Although Crohn’s disease often affects the large intestine, it most commonly affects the end of the small bowel (the ileum) and the beginning of the colon. However, it may affect any part of the gastrointestinal (GI) tract, from the mouth to the anus. The inflammation begins with sores that over time can become ulcerous and can lead to tears or fistula in the lining of the anus, which go through the layers and reach other nearby structures.
The number of persons in Europe with Crohn’s disease are estimated to be about one million and almost one and a half million with inflammatory bowel disease. Persons between the ages of 25-40 are most apt to have these diseases and, in general, men and women alike are affected.
Persons with Crohn’s disease usually have active periods (flare-up) alternating with asymptomatic or remission periods.

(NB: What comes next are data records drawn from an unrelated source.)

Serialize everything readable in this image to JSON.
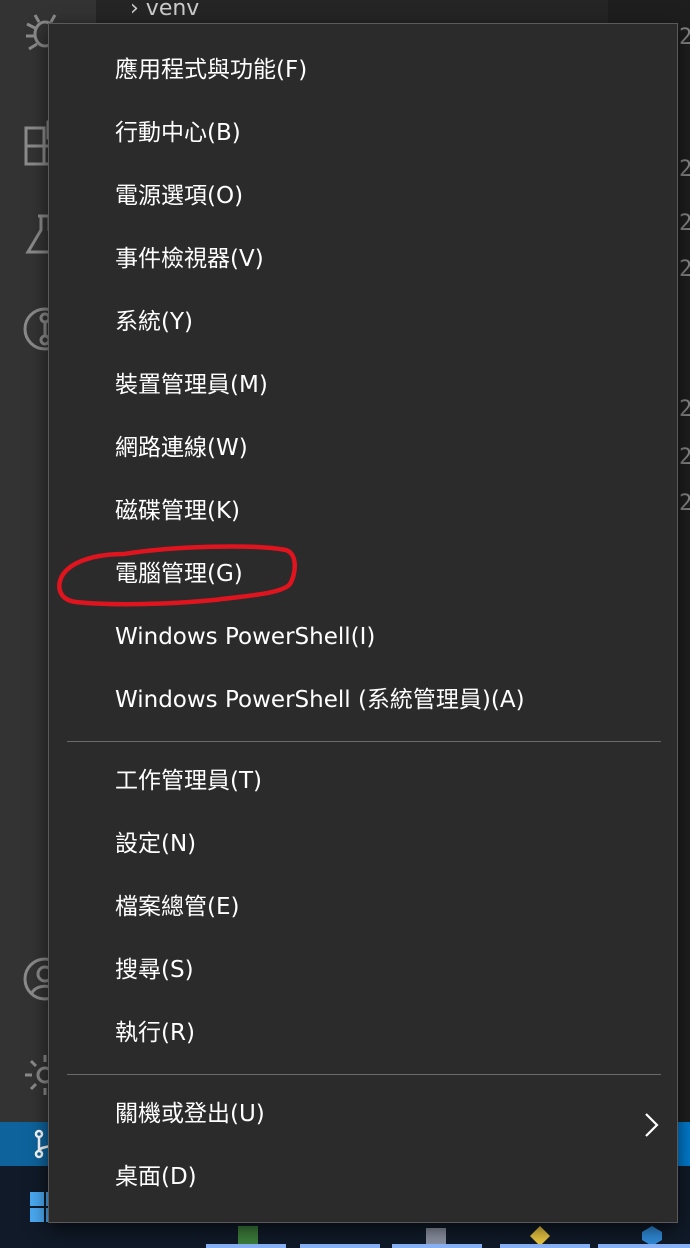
{
  "background": {
    "explorer_item": "venv",
    "line_number_char": "2"
  },
  "menu": {
    "items": [
      {
        "label": "應用程式與功能(F)"
      },
      {
        "label": "行動中心(B)"
      },
      {
        "label": "電源選項(O)"
      },
      {
        "label": "事件檢視器(V)"
      },
      {
        "label": "系統(Y)"
      },
      {
        "label": "裝置管理員(M)"
      },
      {
        "label": "網路連線(W)"
      },
      {
        "label": "磁碟管理(K)"
      },
      {
        "label": "電腦管理(G)"
      },
      {
        "label": "Windows PowerShell(I)"
      },
      {
        "label": "Windows PowerShell (系統管理員)(A)"
      },
      {
        "label": "工作管理員(T)"
      },
      {
        "label": "設定(N)"
      },
      {
        "label": "檔案總管(E)"
      },
      {
        "label": "搜尋(S)"
      },
      {
        "label": "執行(R)"
      },
      {
        "label": "關機或登出(U)"
      },
      {
        "label": "桌面(D)"
      }
    ],
    "highlighted_item": "電腦管理(G)"
  },
  "colors": {
    "menu_bg": "#2b2b2b",
    "menu_text": "#ffffff",
    "annotation": "#e0141e",
    "status_bar": "#007acc",
    "taskbar": "#101a28"
  },
  "icons": {
    "activity_bar": [
      "debug-icon",
      "extensions-icon",
      "flask-icon",
      "git-graph-icon",
      "account-icon",
      "settings-gear-icon"
    ],
    "status_bar": "source-control-branch-icon",
    "taskbar": "windows-start-icon",
    "submenu": "chevron-right-icon"
  }
}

In some persons, symptoms are continuous (chronic) despite correct treatment. The symptoms experienced may depend on which part of the GI tract is affected and can be varied. In certain cases, there are no symptoms (for example, only a slight anemia). Finally, at times it can cause anal discomfort (called perianal illnesses) or in severe forms (perforations and abdominal abscesses).
The flare-up symptoms are varied, bjut almost always include diarrhea, abdominal pain and weright loss. Diarrhea is the main symptom, stools are mixed with blood or mucus and much less frequently, there may be anal hemorrhages. Abdominal pain is characteristic with cramping, localized around the belly button and in the lower right side of the abdomen. Fever is frequent. Chronic symptoms are those lasting more than 2 – 4 weeks.
The anus is affected by the development of pockets of pus (abscesses) or the elimination of pus through tunnels or fistulas around the anus. There can also be symptoms in other organs (extra-intestinal manifestations).
When there is a flare-up of the illness, there may be alterations in the analyses: elevations in the inflammation tests (speed of sedimentation, C protein), anemia and others. Using these alterations and based on what the patient describes, the doctor can calculate the severity of each flare-up and thus, determine the type of treatment.
In some persons, flare-ups can be caused by some drugs, stress and intestinal infections.
If you have been diagnosed with an IBD, it is very important that you follow the measures and recommended below and treatments prescribed by your doctor, as these may not only lessen pain but also prevent future flare-ups as well as avoiding possible complications, improving the prognosis of the illness.
- See your doctor is you have frequent intestinal discomfort, especially if you have anal bleeding
- Do not take medicines or other products not recommended by your doctor
- Some patients being treated with corticoids for some time may also need calcium and vitamin D supplements. Anemic patients may also need iron and vitamin B12 supplements.